The next important advance was made by a French scientist, Claude Bernard. Bernard discovered that sugar was normally kept at a constant level in the bloodstream and that the regular source of sugar in the blood was derived from stores in the liver. The substance that acts as a sugar store in the liver we call Glycogen.

A most important step in our understanding of diabetes came in 1889 when a German laboratory worker called Minkowski found that removing a dog’s pancreas led to it getting severe diabetes. Thus the origin of diabetes was traced to the pancreas. This observation was taken further still in 1901 when Dr Opie in Baltimore, USA, noted that in those with diabetes certain tissue cells in the pancreas, the ‘Islets of Langerhans’, were degenerated.

In 1916 a British physiologist, Sir Edward Sharpey-Schafer, suggested that diabetes was due to a lack of a chemical substance produced by these ‘islet’ cells.
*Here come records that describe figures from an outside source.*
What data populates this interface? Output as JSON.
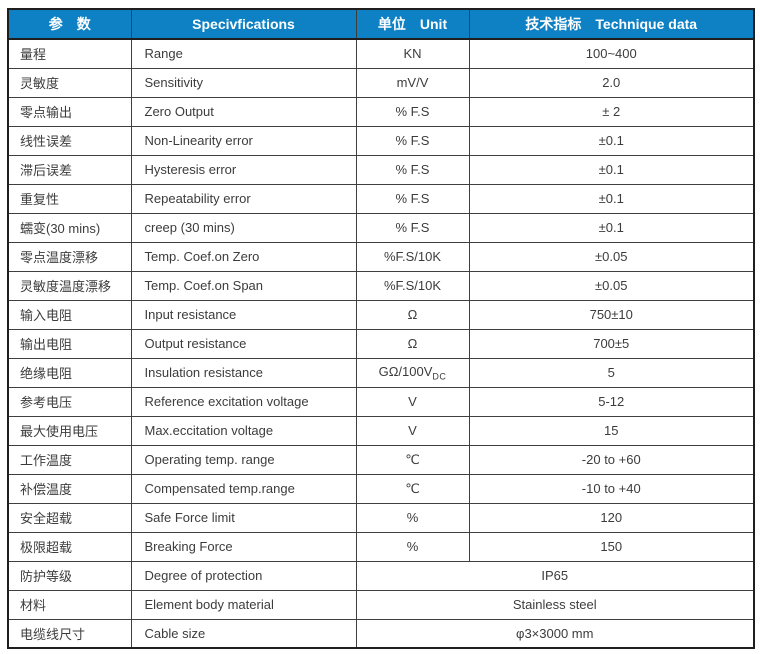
{
  "header": {
    "col1": "参　数",
    "col2": "Specivfications",
    "col3": "单位　Unit",
    "col4": "技术指标　Technique data"
  },
  "colors": {
    "header_bg": "#0e81c4",
    "header_text": "#ffffff",
    "grid_line": "#3f3f3f",
    "outer_border": "#1f1f1f",
    "body_text": "#3c3c3c",
    "row_bg": "#ffffff"
  },
  "rows": [
    {
      "param": "量程",
      "spec": "Range",
      "unit": "KN",
      "value": "100~400"
    },
    {
      "param": "灵敏度",
      "spec": "Sensitivity",
      "unit": "mV/V",
      "value": "2.0"
    },
    {
      "param": "零点输出",
      "spec": "Zero Output",
      "unit": "% F.S",
      "value": "± 2"
    },
    {
      "param": "线性误差",
      "spec": "Non-Linearity error",
      "unit": "% F.S",
      "value": "±0.1"
    },
    {
      "param": "滞后误差",
      "spec": "Hysteresis error",
      "unit": "% F.S",
      "value": "±0.1"
    },
    {
      "param": "重复性",
      "spec": "Repeatability error",
      "unit": "% F.S",
      "value": "±0.1"
    },
    {
      "param": "蠕变(30 mins)",
      "spec": "creep (30 mins)",
      "unit": "% F.S",
      "value": "±0.1"
    },
    {
      "param": "零点温度漂移",
      "spec": "Temp. Coef.on Zero",
      "unit": "%F.S/10K",
      "value": "±0.05"
    },
    {
      "param": "灵敏度温度漂移",
      "spec": "Temp. Coef.on Span",
      "unit": "%F.S/10K",
      "value": "±0.05"
    },
    {
      "param": "输入电阻",
      "spec": "Input resistance",
      "unit": "Ω",
      "value": "750±10"
    },
    {
      "param": "输出电阻",
      "spec": "Output resistance",
      "unit": "Ω",
      "value": "700±5"
    },
    {
      "param": "绝缘电阻",
      "spec": "Insulation resistance",
      "unit": "GΩ/100V",
      "unit_sub": "DC",
      "value": "5"
    },
    {
      "param": "参考电压",
      "spec": "Reference excitation voltage",
      "unit": "V",
      "value": "5-12"
    },
    {
      "param": "最大使用电压",
      "spec": "Max.eccitation voltage",
      "unit": "V",
      "value": "15"
    },
    {
      "param": "工作温度",
      "spec": "Operating temp. range",
      "unit": "℃",
      "value": "-20 to +60"
    },
    {
      "param": "补偿温度",
      "spec": "Compensated temp.range",
      "unit": "℃",
      "value": "-10 to +40"
    },
    {
      "param": "安全超载",
      "spec": "Safe Force limit",
      "unit": "%",
      "value": "120"
    },
    {
      "param": "极限超载",
      "spec": "Breaking Force",
      "unit": "%",
      "value": "150"
    },
    {
      "param": "防护等级",
      "spec": "Degree of protection",
      "merged": true,
      "value": "IP65"
    },
    {
      "param": "材料",
      "spec": "Element body material",
      "merged": true,
      "value": "Stainless steel"
    },
    {
      "param": "电缆线尺寸",
      "spec": "Cable size",
      "merged": true,
      "value": "φ3×3000 mm"
    }
  ]
}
This very important suggestion paved the way for the search for this chemical substance they produced.

From then on many people attempted to extract this substance from the pancreas. Dr Zuelzer, a German, treated some people with diabetes with such an extract, apparently with some response. However his experiments were not completely successful and many other people had tried the same thing and failed.